Esse pacote de medidas permite que o Estado português venha a conceder garantias às operações de financiamento de instituições de crédito e à emissão de dívida não subordinada de curto e médio prazo, como se sucedeu no caso do Banco Privado Português.
A admissibilidade deste tipo de medidas encontra-se expressamente prevista no artigo 107.º/3 do Tratado sobre o Funcionamento da União Europeia e em conformidade com as orientações da Comissão Europeia de 13 de Outubro de 2003 sobre os apoios a conceder pelos Estados-Membros às instituições financeiras.
Em 2008, a Comissão Europeia justificou a aprovação do pacote de medidas apresentado pelo Estado português pelo facto de constituírem o meio adequado para sanar a perturbação grave da economia portuguesa, sem que tal desse origem a distorções indevidas no mercado. A Comissão Europeia considerou também que essas medidas constituíam um meio adequado e proporcional para restabelecer a confiança nos mercados financeiros portugueses.
Apesar da progressiva recuperação da falta de liquidez, esta prorrogação da Comissão Europeia justifica-se pelo facto de continuarem a subsistir as razões que presidiram à aprovação de tais medidas por forma a que o mercado possa voltar ao seu normal funcionamento.
As garantias concedidas pelo Estado português terão, todavia, que ser limitadas (no tempo e âmbito de aplicação) e concedidas de forma não discriminatória.
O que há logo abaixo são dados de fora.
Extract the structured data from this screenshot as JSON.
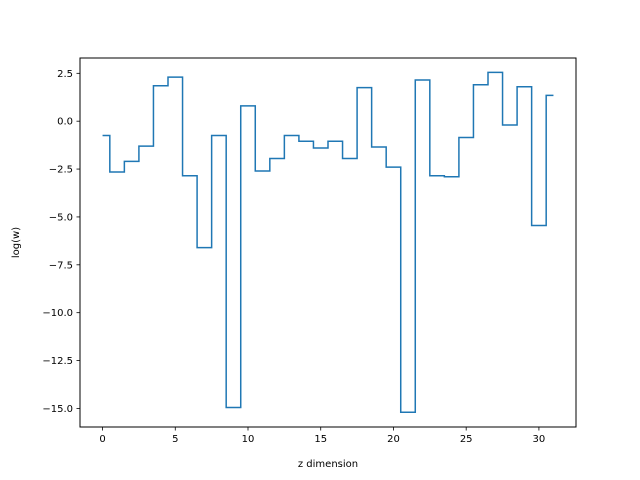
{
  "chart_data": {
    "type": "line",
    "step": "mid",
    "title": "",
    "xlabel": "z dimension",
    "ylabel": "log(w)",
    "xlim": [
      -1.55,
      32.55
    ],
    "ylim": [
      -15.97,
      3.3
    ],
    "xticks": [
      0,
      5,
      10,
      15,
      20,
      25,
      30
    ],
    "xtick_labels": [
      "0",
      "5",
      "10",
      "15",
      "20",
      "25",
      "30"
    ],
    "yticks": [
      2.5,
      0.0,
      -2.5,
      -5.0,
      -7.5,
      -10.0,
      -12.5,
      -15.0
    ],
    "ytick_labels": [
      "2.5",
      "0.0",
      "−2.5",
      "−5.0",
      "−7.5",
      "−10.0",
      "−12.5",
      "−15.0"
    ],
    "grid": false,
    "line_color": "#1f77b4",
    "series": [
      {
        "x": [
          0,
          1,
          2,
          3,
          4,
          5,
          6,
          7,
          8,
          9,
          10,
          11,
          12,
          13,
          14,
          15,
          16,
          17,
          18,
          19,
          20,
          21,
          22,
          23,
          24,
          25,
          26,
          27,
          28,
          29,
          30,
          31
        ],
        "values": [
          -0.75,
          -2.65,
          -2.1,
          -1.3,
          1.85,
          2.3,
          -2.85,
          -6.6,
          -0.75,
          -14.95,
          0.8,
          -2.6,
          -1.95,
          -0.75,
          -1.05,
          -1.4,
          -1.05,
          -1.95,
          1.75,
          -1.35,
          -2.4,
          -15.2,
          2.15,
          -2.85,
          -2.9,
          -0.85,
          1.9,
          2.55,
          -0.2,
          1.8,
          -5.45,
          1.35
        ]
      }
    ]
  }
}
As instituições ficarão sujeitas ao pagamento de uma comissão a preços de mercado. A proporcionalidade das medidas terá ainda que ser assegurada, pelo que ao accionar uma garantia a instituição financeira ficará obrigada a reembolsar o Estado português na íntegra.
As autoridades portuguesas deverão ainda notificar à Comissão Europeia um plano de recuperação relativo aos beneficiários das garantias, o que, todavia, no caso do Banco Privado Português ainda não aconteceu e poderá vir a justificar a condenação do Estado português ao pagamento de uma multa pelos órgãos jurisdicionais comunitários. O auxílio de Estado terá também de se limitar ao estritamente necessário para restabelecer a normalidade do funcionamento dos mercados.
Embora a falta de liquidez a que se assistiu em 2008 e 2009 esteja a ser progressivamente sanada e as medidas de saneamento financeiro já tenham cumprido, em grande medida, a sua missão, a prorrogação concedida pela Comissão Europeia justifica-se por tais medidas não poderem ser subitamente retiradas para que se mantenham os níveis de liquidez actuais até que o mercado volte ao seu normal funcionamento.